Power Chips With Magnetics Are Going Mainstream

July 1, 2007
Only a few years ago, the idea of co-packaging an inductor with a buck-converter die in a standard IC package was quite a novelty. But since Enpirion, a New Jersey-based startup, took that step in the spring of 2004, a few mainline semiconductor companies have followed suit.

Only a few years ago, the idea of co-packaging an inductor with a buck-converter die in a standard IC package was quite a novelty. But since Enpirion, a New Jersey-based startup, took that step in the spring of 2004, a few mainline semiconductor companies have followed suit. Moreover, today several others chipmakers appear poised to introduce their own buck-converter ICs with built-in magnetics, though most are coy about their intentions. So, why is this happening now? And does it matter? Should we expect this trend to have much of an impact on power-system design or on the power-component business?

First, consider the developments so far. Enpirion's initial product was a 3-A buck converter in an 8-mm × 12-mm DFN. The company subsequently introduced variations for higher and lower current levels in smaller packaging, but all with about the same 2.4-V to 5.5-V input range. In 2005, Linear Technology introduced a rather different version of co-packaged magnetics, a 10-A buck converter in a 15-mm × 15-mm LGA with a 4.5-V to 28-V input range.

Last fall, Micrel Semiconductor and Fuji Device Technology America unveiled their modules. These 500-mA and 600-mA devices were more in the vein of Enpirion's products in terms of input-voltage and output-current levels, though they seem to employ a standard ferrite or multilayer ceramic inductor rather than a special magnetics design. Switching frequencies were also different. Enpirion's converters were switching at 5 MHz, Micrel's at 8 MHz and Fuji Electric's at just 2.5 MHz.

Although these devices achieve reasonable efficiency, their high switching frequencies and tiny inductors necessitate the tradeoff of at least a few percentage points in efficiency versus what could be achieved with an external inductor. But apparently there are enough space-constrained applications where designers will make that exchange for the smallest footprint. And many of these applications need switchers that can stepdown 5-V or sub 5-V supplies (sometimes from a Li-ion cell) to lower voltage levels.

Some of the vendors cited so far have plans to introduce additional converters with different current levels, better light-load efficiency, smaller size or other benefits. (For more on these developments see Analog Feedback on page 46.)

When asked whether they might be developing parts similar to the ones described above, other power IC suppliers have given elusive responses. Some have told me they have nothing in development or that they're still investigating the topic.
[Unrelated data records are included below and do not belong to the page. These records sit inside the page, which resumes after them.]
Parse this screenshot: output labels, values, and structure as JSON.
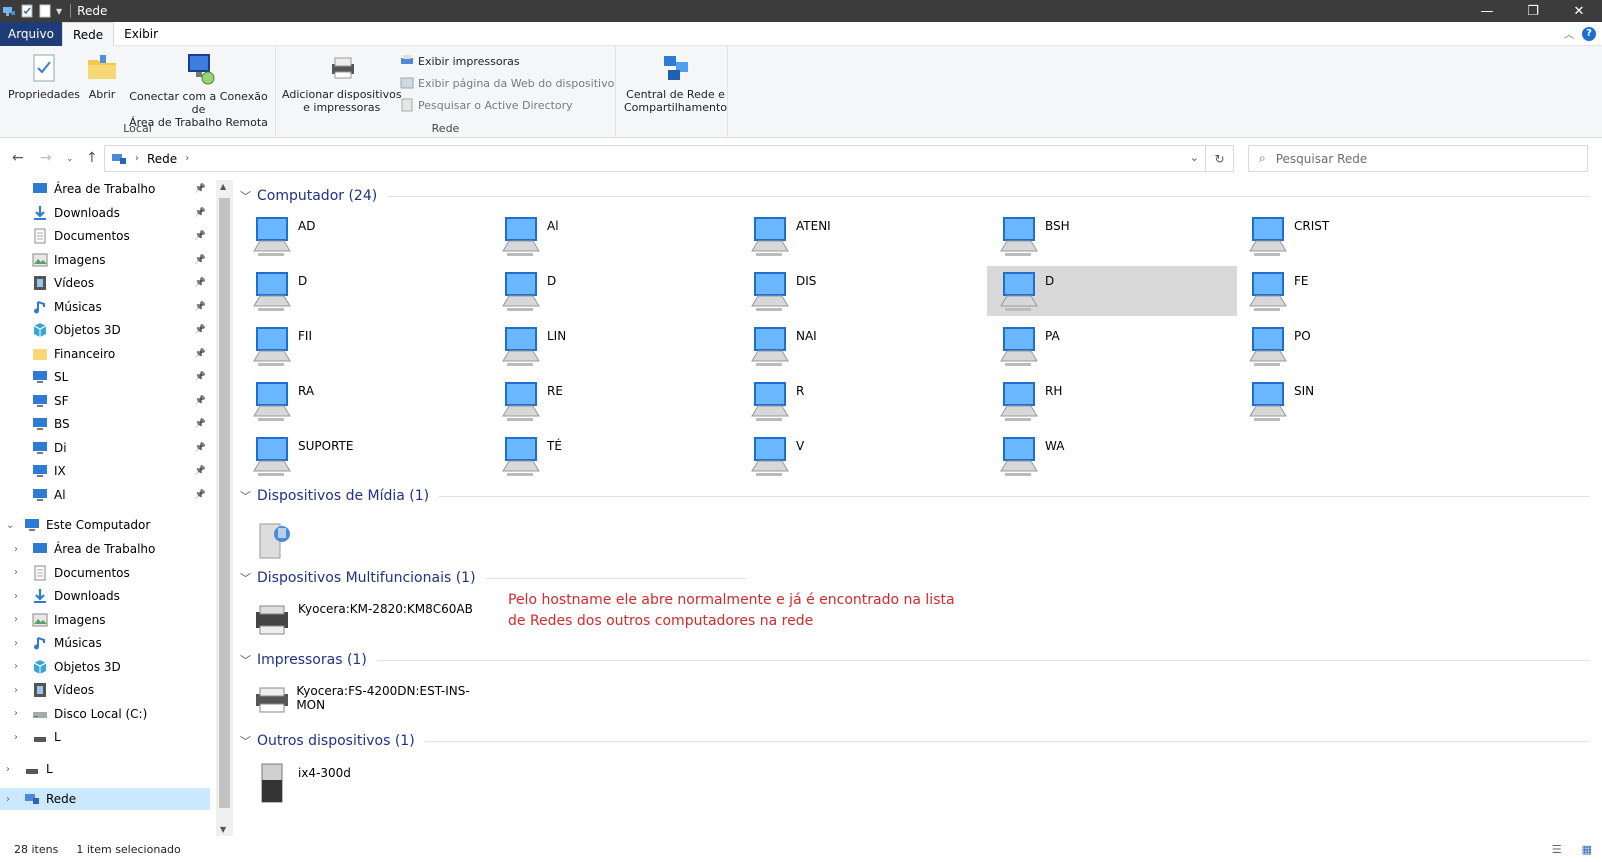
{
  "window": {
    "title": "Rede"
  },
  "ribbon_tabs": [
    "Arquivo",
    "Rede",
    "Exibir"
  ],
  "ribbon": {
    "local_group": "Local",
    "rede_group": "Rede",
    "properties": "Propriedades",
    "open": "Abrir",
    "remote_line1": "Conectar com a Conexão de",
    "remote_line2": "Área de Trabalho Remota",
    "add_devices_line1": "Adicionar dispositivos",
    "add_devices_line2": "e impressoras",
    "show_printers": "Exibir impressoras",
    "show_webpage": "Exibir página da Web do dispositivo",
    "search_ad": "Pesquisar o Active Directory",
    "network_center_line1": "Central de Rede e",
    "network_center_line2": "Compartilhamento"
  },
  "address": {
    "crumb": "Rede",
    "search_placeholder": "Pesquisar Rede"
  },
  "nav": {
    "quick": [
      "Área de Trabalho",
      "Downloads",
      "Documentos",
      "Imagens",
      "Vídeos",
      "Músicas",
      "Objetos 3D",
      "Financeiro",
      "SL",
      "SF",
      "BS",
      "Di",
      "IX",
      "Al"
    ],
    "this_pc": "Este Computador",
    "pc_items": [
      "Área de Trabalho",
      "Documentos",
      "Downloads",
      "Imagens",
      "Músicas",
      "Objetos 3D",
      "Vídeos",
      "Disco Local (C:)",
      "L"
    ],
    "other1": "L",
    "network": "Rede"
  },
  "groups": {
    "computers": "Computador (24)",
    "media": "Dispositivos de Mídia (1)",
    "mfp": "Dispositivos Multifuncionais (1)",
    "printers": "Impressoras (1)",
    "others": "Outros dispositivos (1)"
  },
  "computers": [
    "AD",
    "Al",
    "ATENI",
    "BSH",
    "CRIST",
    "D",
    "D",
    "DIS",
    "D",
    "FE",
    "FII",
    "LIN",
    "NAI",
    "PA",
    "PO",
    "RA",
    "RE",
    "R",
    "RH",
    "SIN",
    "SUPORTE",
    "TÉ",
    "V",
    "WA"
  ],
  "media_device": "",
  "mfp_device": "Kyocera:KM-2820:KM8C60AB",
  "printer_device": "Kyocera:FS-4200DN:EST-INS-MON",
  "other_device": "ix4-300d",
  "annotation": "Pelo hostname ele abre normalmente e já é encontrado na lista de Redes dos outros computadores na rede",
  "status": {
    "count": "28 itens",
    "selected": "1 item selecionado"
  },
  "colors": {
    "accent": "#1e3287",
    "file_tab": "#1f3c78",
    "note": "#d42a2a",
    "selection": "#d9d9d9"
  }
}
But recent product development suggests more than a passing interest on the part of many vendors. If the 2.5-MHz switching frequency is taken as a point of entry for embedding the inductor, then several companies already are positioned to do so. Maxim Integrated Products, Texas Instruments, Fairchild Semiconductor, National Semiconductor, Advanced Analogic Technologies, ON Semiconductor and Linear Technology all have monolithic regulators capable of switching at 3 MHz or higher. Expect at least one or more of these vendors to introduce a buck converter with a co-packaged inductor in the next year or two.
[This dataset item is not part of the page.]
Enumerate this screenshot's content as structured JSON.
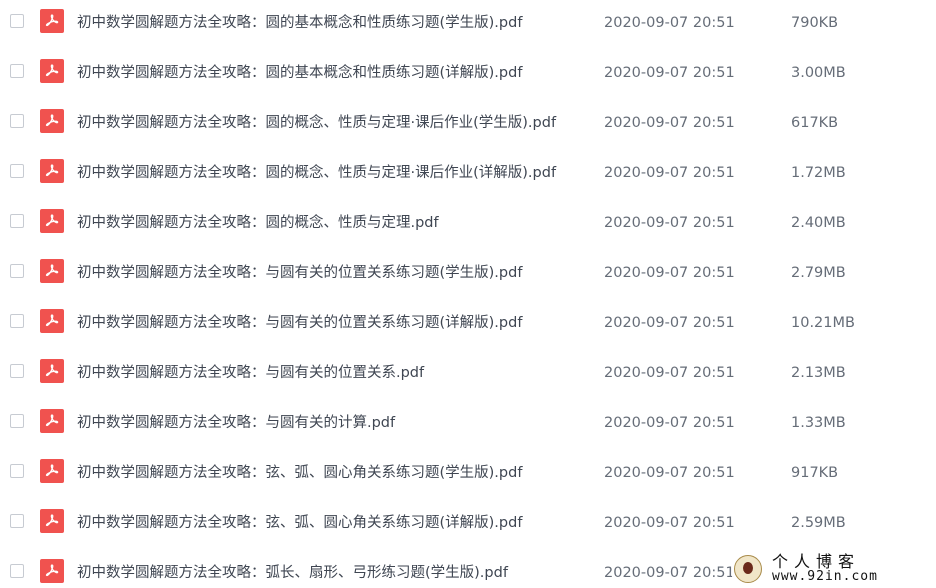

The emergence of this new class of power ICs isn't likely to reshape the power-component landscape in the near term. Rather, like other advances, it will tend to make the product spectrum more diverse. I expect the new devices also will drive innovations in magnetics design, both conventional types and still-to-come MEMS versions. Even now, magnetics suppliers are expanding their product lines to offer more low-profile power inductors for use at higher switching frequencies.

The critical nature of the magnetics design suggests that this expertise may increasingly be brought into the semiconductor world. That would seem to be one more extension of the system-level approach that IC manufacturers started to adopt years ago. So, could chip makers one day be competing with magnetics suppliers, rather than just collaborating with them on reference designs? Perhaps the relationship will be similar somehow to the way power IC vendors currently compete with power-supply vendors even as they sell chips to them.

However these developments unfold, system designers stand to benefit. Nevertheless, when these equipment designers are architecting their power systems, the “build versus buy” decisions will only be more complex.